Self-Care Tips for Dealing with Shingles


Pharmacists can advise patients on easy home remedies to cope with the pain.


Shingles is a case of the varicella zoster virus that has reactivated after causing chickenpox decades earlier. Virtually every person over the age of 40 in the United States carries the virus, and their chances of developing shingles are approximately 1 in 3. For individuals over the age of 80, the odds increase to 1 in 2.

Characterized by a red, blistering rash and considerable discomfort, shingles (herpes zoster, or HZ) is consistently ranked among the most painful medical conditions experienced by humans. Early diagnosis and treatment with antivirals can not only shorten the course and lessen the impact of the disease, but also reduce the chances of developing the serious complication called postherpetic neuralgia (PHN).

The most effective approach is to begin antivirals within 3 days of the onset of the rash. There are also simple steps that shingles patients can take to care for their physical and mental well-being. Pharmacists can play a role in counseling on self-care tips for patients who are experiencing symptoms of shingles. 

Handling the Rash

Shingles begins with pain, itching, or tingling of the skin, followed within a few days by the eruption of a blistering rash, usually in a stripe along 1 side of the torso or face. The sores eventually break open, releasing a fluid that contains the virus.

Pain associated with the rash can be relieved with wet compresses, calamine lotion, and colloidal oatmeal baths. A thin layer of petroleum jelly covered by a non-stick cotton bandage can keep the skin safe and prevent the virus from spreading. Loose clothing made of natural fibers can also help patients feel more comfortable by lessening pressure on the rash.

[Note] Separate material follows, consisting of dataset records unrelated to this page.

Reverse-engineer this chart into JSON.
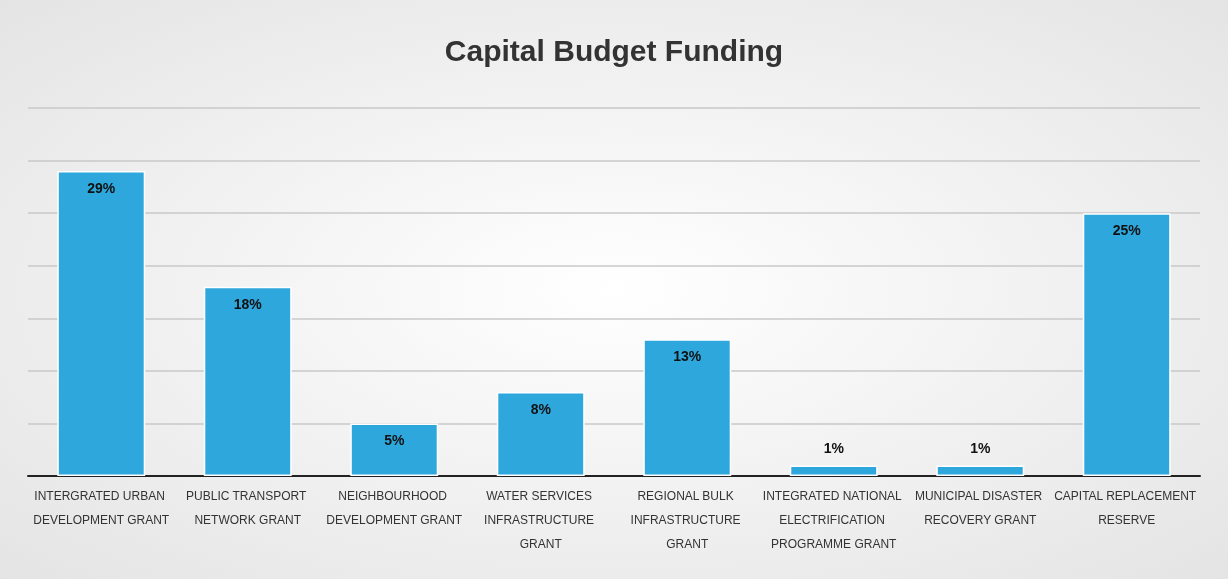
{
  "chart_data": {
    "type": "bar",
    "title": "Capital Budget Funding",
    "categories": [
      "INTERGRATED URBAN DEVELOPMENT GRANT",
      "PUBLIC TRANSPORT NETWORK GRANT",
      "NEIGHBOURHOOD DEVELOPMENT GRANT",
      "WATER SERVICES INFRASTRUCTURE GRANT",
      "REGIONAL BULK INFRASTRUCTURE GRANT",
      "INTEGRATED NATIONAL ELECTRIFICATION PROGRAMME GRANT",
      "MUNICIPAL DISASTER RECOVERY GRANT",
      "CAPITAL REPLACEMENT RESERVE"
    ],
    "values": [
      29,
      18,
      5,
      8,
      13,
      1,
      1,
      25
    ],
    "value_labels": [
      "29%",
      "18%",
      "5%",
      "8%",
      "13%",
      "1%",
      "1%",
      "25%"
    ],
    "color": "#2ea7dc",
    "ylim": [
      0,
      35
    ],
    "yticks": [
      {
        "value": 0,
        "label": null
      },
      {
        "value": 5,
        "label": null
      },
      {
        "value": 10,
        "label": null
      },
      {
        "value": 15,
        "label": null
      },
      {
        "value": 20,
        "label": null
      },
      {
        "value": 25,
        "label": null
      },
      {
        "value": 30,
        "label": null
      },
      {
        "value": 35,
        "label": null
      }
    ],
    "grid": "y",
    "tick_labels": "x"
  }
}
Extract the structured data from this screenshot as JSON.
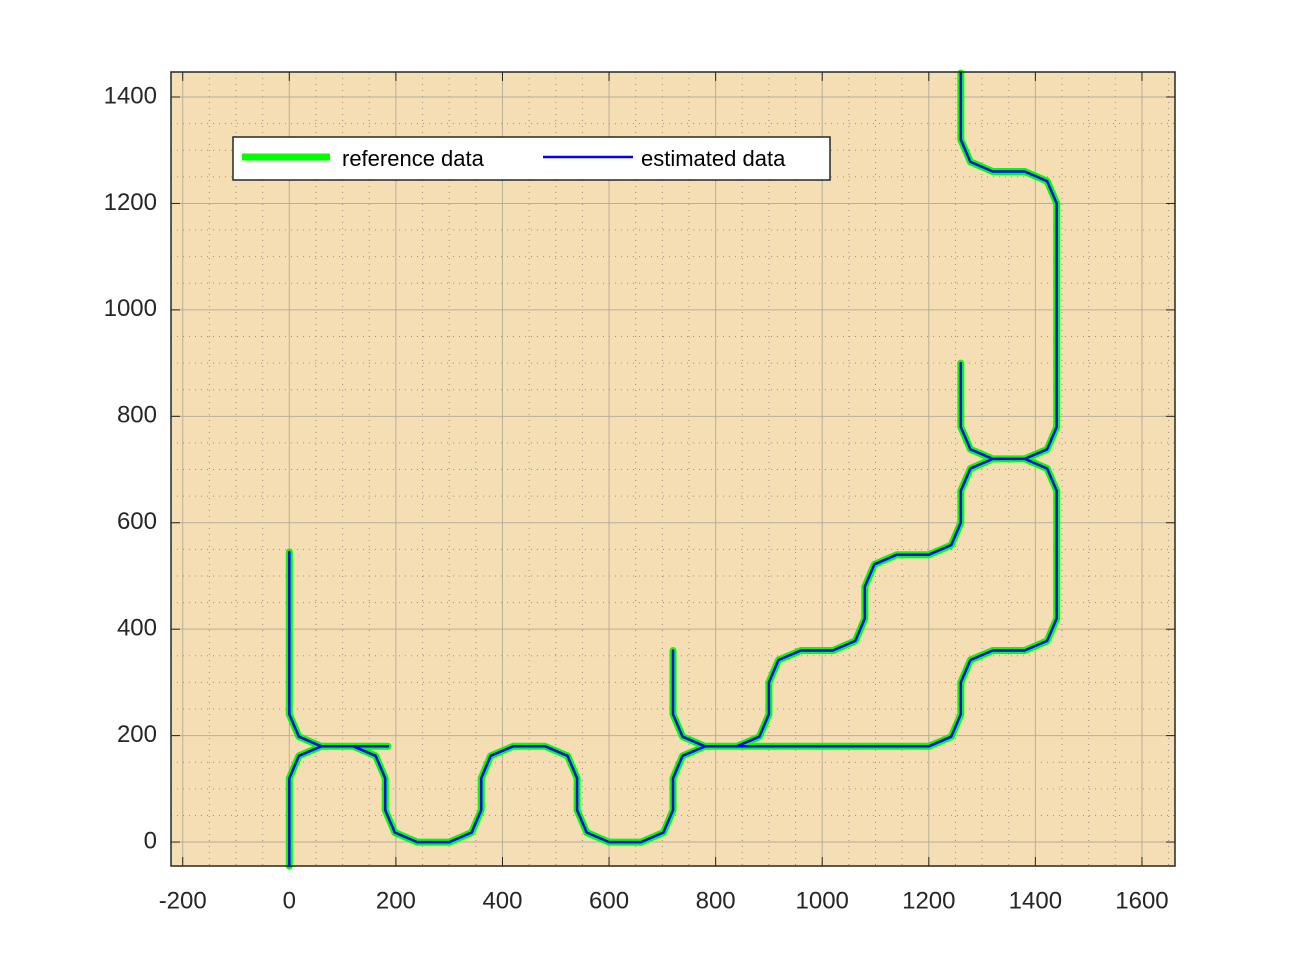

Another concern is avoiding permanent skin damage, according to Marie Jhin, MD, a board-certified dermatologist in San Francisco, California. “The shingles virus is very deep, and that’s why there’s a higher likelihood of scarring,” she told Drug Topics®. “The virus causes killing of the skin cells, or necrosis. You don’t want to touch or pick it because it’ll make the scars worse.”

Herbal Remedies

Some dietary supplements and herbal medicines are thought to help the body fight the HZ virus, as well as treat insomnia and anxiety related to the illness. The list includes:

  • Melatonin
  • St. John’s Wort
  • Oregano, eucalyptus, tea tree, or chamomile oil
  • Witch hazel
  • Echinacea
  • Lemon balm
  • Green tea
  • Essential fatty acids

Patients should be advised to consult medical providers before taking any supplements.

Diet and Physical Activity

A healthy diet is particularly important during an illness. Eating a nutritious, well-balanced variety of food helps boost the immune system and aids in healing.

Ingesting vitamins A, B12, C, and E can be beneficial for patients with shingles, as well as lysine, an amino acid that inhibits the growth of the HZ virus.

Lots of vegetables and fruits—particularly those that are green, red, orange, or yellow—along with protein-rich foods like eggs, red meat, and chicken are recommended. Cut back on foods that are high in saturated fat, sugar, and refined carbohydrates.

Stress-reducing light exercise is also advised. Suggestions include simple movements like walking, gentle stretching, or yoga.

Get Vaccinated 

A course of shingles can last 2 to 6 weeks and is considered to be healed when the blisters have dried up. Once that happens, individuals who are 50 years or older can be vaccinated with recombinant zoster vaccine (RZV) (Shingrix; GlaxoSmithKline) against a future recurrence.

RZV was licensed by the FDA in 2017 to help protect against shingles. It has been shown in clinical trials to be over 90% effective in preventing the disease and related complications. RZV is included on the CDC’s Recommended Adult Immunization Schedule.